In an analysis of "hypothetical transaction scenarios", they said private equity firms could "see a rationale for making an offer" and could achieve an internal rate of return of 20 per cent from a deal, even if they paid up to 350p a share. However, they also reiterated their "equalweight" rating, warning that the Financial Services Authority's investigation into allegations of possible mis-selling by Homeserve "could be an overhang lasting 9–18 months", although it still advanced 8.4p to 203.2p on the FTSE 250. At the same time, Invensys was having its bid potential played down. Analysts from Barclays Capital downgraded their advice on the engineer to "equal-weight", arguing its "current pension structure reduces the likelihood" of M&A activity.

Electronics retailer Dixons charged up 1p to 16.02p after John Lewis' weekly trading figures once again impressed, with the department store revealing sales of TVs in the run-up to the Olympics were up 19 per cent year-on-year.

Thomas Cook dipped 0.5p to 16p on the small-cap index amid caution ahead of its upcoming third-quarter results, with scribblers from Citigroup predicting "another weak quarterly performance" and cutting their earnings forecasts.

On Aim, ENK surged up 3.88p to 17.62p after revealing it had received an approach from an unnamed suitor which it said could lead to an offer being made. However, the nickel miner warned that a "significant premium" would be required.

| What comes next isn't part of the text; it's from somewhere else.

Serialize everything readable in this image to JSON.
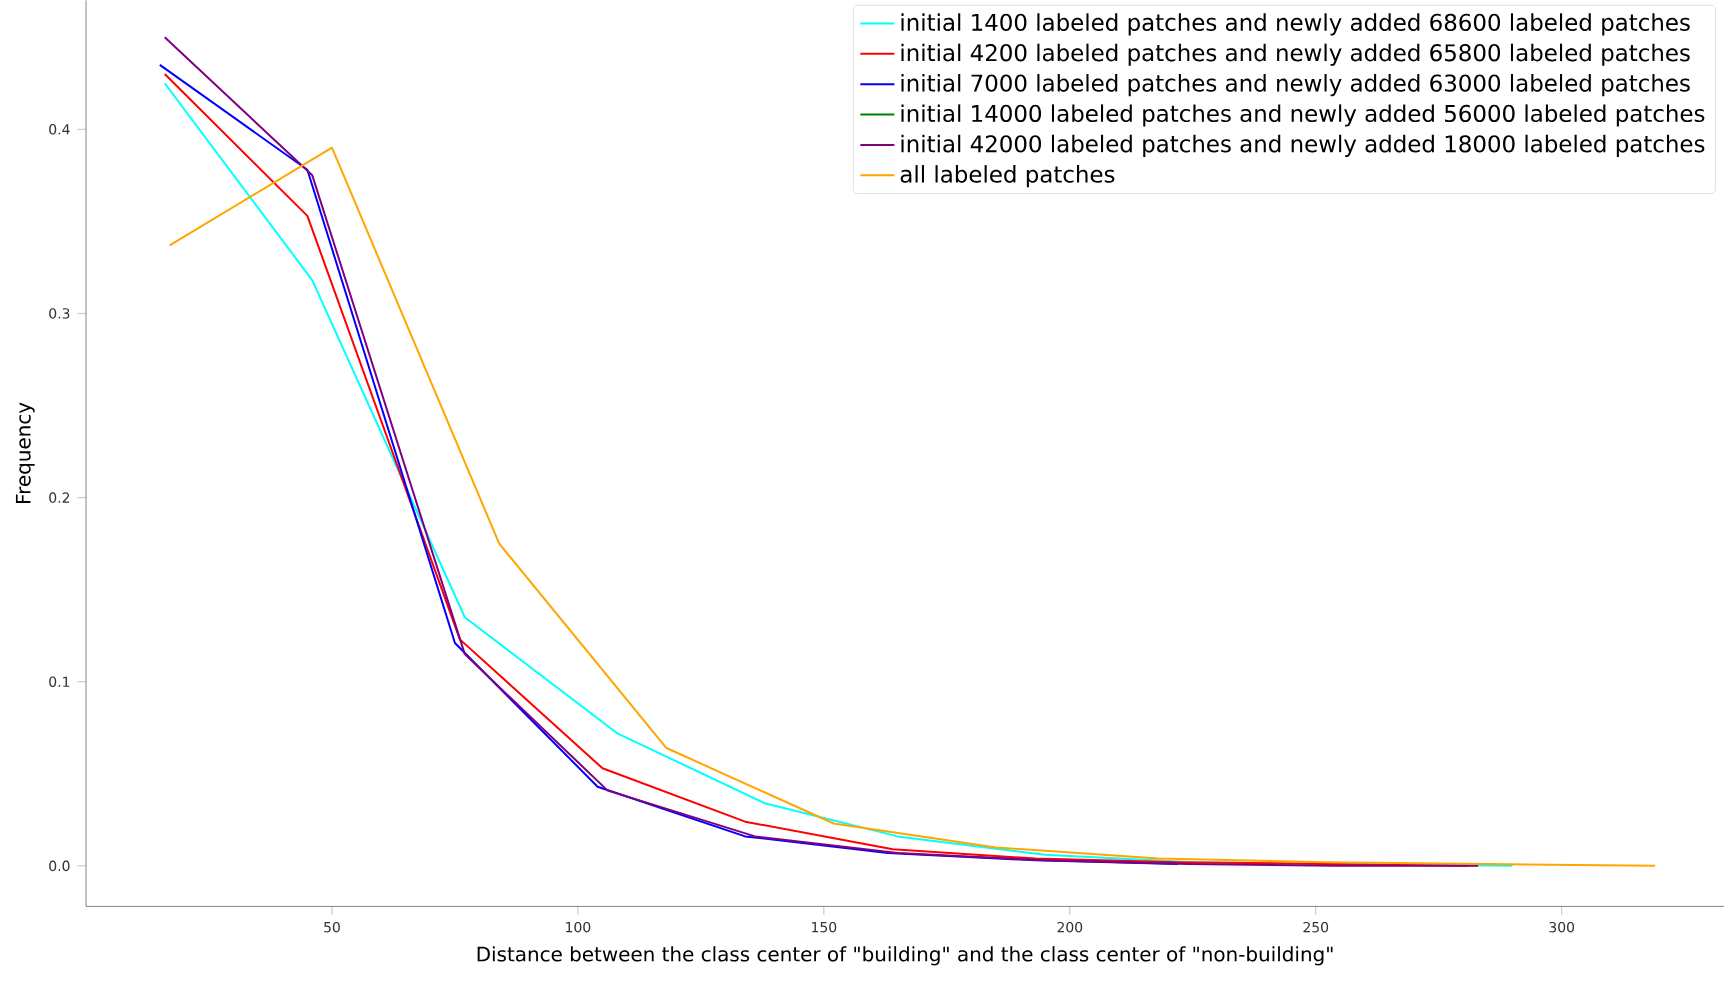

UBM 652.5p (up 45.5p, 7.5 per cent) The City applauds media group's results, which show a 13 per cent jump in operating profits over the first-half, while bosses say it could sell its data services business.

William Hill 311.1p (up 20.7p, 7.13 per cent) Bookie finishes the session near the top of the mid-tier index's leaderboard after saying its profits for the first six months of the year had risen by 13 per cent.

New World Resources 300.7p (down 11p, 3.53 per cent) Czech coal miner ends up clutching the wooden spoon despite saying it remains on course to meet its production and sales targets for the year.

AG Barr 425p (down 5.7p, 1.32 per cent) Irn Bru-owner falls after admitting its profits for the first-half of the year will be just below what it managed over the same period twelve months previously.

Lloyds 30.21p (up 1.07p, 3.67 per cent) Bank given a push higher by analysts from RBC reiterating their "outperform" recommendation, although they do trim their price target to 44p from 50p.

ITV 78.2p (up 2.35p, 3.1 per cent) Broadcaster continues to advance following its interim results on Thursday, despite Berenberg keeping its "sell" advice and cutting its target price to 79p.

Pearson 1,230p (down 64p, 4.95 per cent) Publisher is left in last place on the top-tier index after revealing its operating profit for the first-half of the year dropped 10 per cent.

Rolls-Royce 875.5p (down 9.5p, 1.07 per cent) Engineering giant eases back despite scribes from both Natixis and Barclays raising their target price on the stock to 950p and 935p respectively.